The Old Farmhouse

The Old Farmhouse, Fulking, in the 1900s

The Old Farmhouse, Fulking, in the 1900s

The Old Farmhouse is the only stone-faced building in Fulking and is believed to have been the original manor house. This property and Septima Cottages are probably the oldest buildings in the village. It is thought that the original building dates back to the 12th century and the mullioned windows and the east wall are 16th century. At one time a great hall extended north at the back of the house and a portion of the wall of this room remains part of the rear garden wall. The building has massive oak beams and one of the bedrooms has a floor of adzed oak planks, polished to a beautiful patina by many years of use.

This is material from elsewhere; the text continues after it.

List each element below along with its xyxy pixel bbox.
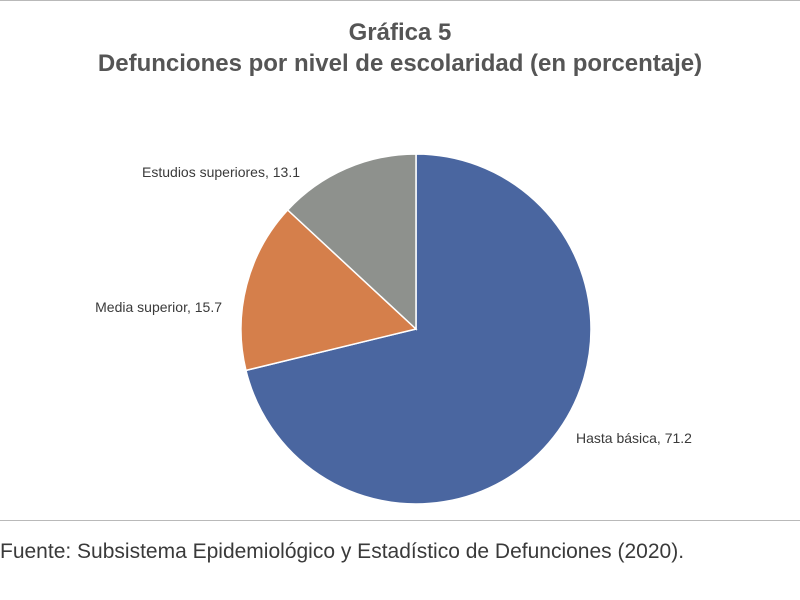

Up to 1930 the roof was finished with Horsham stone and until 1939 it had three staircases, but now has just two.

In the 1980s an elderly lady and broadcaster of Sussex history came to Fulking and gave a talk describing how she used to come to the village via the Dyke Railway just before war was declared in 1939. She lived with her aunt in The Old Farmhouse at one time and was able to show the present owner of the property where the third staircase had been located.

Stories associated with The Old Farmhouse abound. Smugglers are said to have used a hatch in the roof to pass kegs of brandy through to the shop next door. There is also supposed to be one, or possibly more, secret passages within the building. It has been suggested that one of these led to St Andrew’s Church in Edburton, but given the distance involved, this seems unlikely. Another theory is that the house was connected to the Shepherd and Dog for smuggling purposes, but so far, no evidence of the existence of either of these secret passages has been discovered.

King Charles II, disguised as a servant, en route to France

King Charles II, disguised as a servant, en route to France

There is a small room where, in 1651, King Charles II is said to have hidden, before escaping over the Downs, via the bostal, to Shoreham harbour, from where he left for exile in France and it is thought that the house was also used as a refuge by folk able to leave London during the Great Plague in 1665, which also occurred during the reign of Charles II.

Yet another tale describes how, in 1940, a very attractive young lady and equally attractive young man stayed at the house. They were a very quiet couple who kept themselves to themselves and never socialised or talked to any of the villagers. It seems that subsequently they just disappeared and were never seen again. It was only much later that it was discovered that they had been arrested as spies.

Of course, the house is reputed to have a ghost. It seems that she takes the form of a charming, little, old lady, dressed in white who carries a bible. Apparently, she makes herself known mainly to children, but during WWII she was seen by seventeen Canadian soldiers who were billeted there in late 1943. These men went on to serve in the Italian campaign and during that time they wrote to friends in Fulking, telling how the old lady was always with them when ever they went into action and not one of them was wounded.

Poster for the 1940 film "Gaslight"

Poster for the 1940 film Gaslight

From the 1920s to the 1950s the house was used as a tearoom and a large white teapot was painted on the roof to attract customers, particularly walkers, who could see it quite clearly from the Downs. Between 1920 and 1939 this was run by Miss Dolly Coles and during this time her customers included the writers H.V. Morton, Ernest Raymond and Jeffrey Farnol. It was reputedly in these tearooms that a conversation on the merits of oil lamps versus electric lights took place (possibly around 1935 when electricity first came to Fulking), giving Patrick Hamilton the idea for his 1938 play Gas Light which was later made into two films (British 1940, American 1944). The tearooms reopened after the war and eventually closed in the 1950s.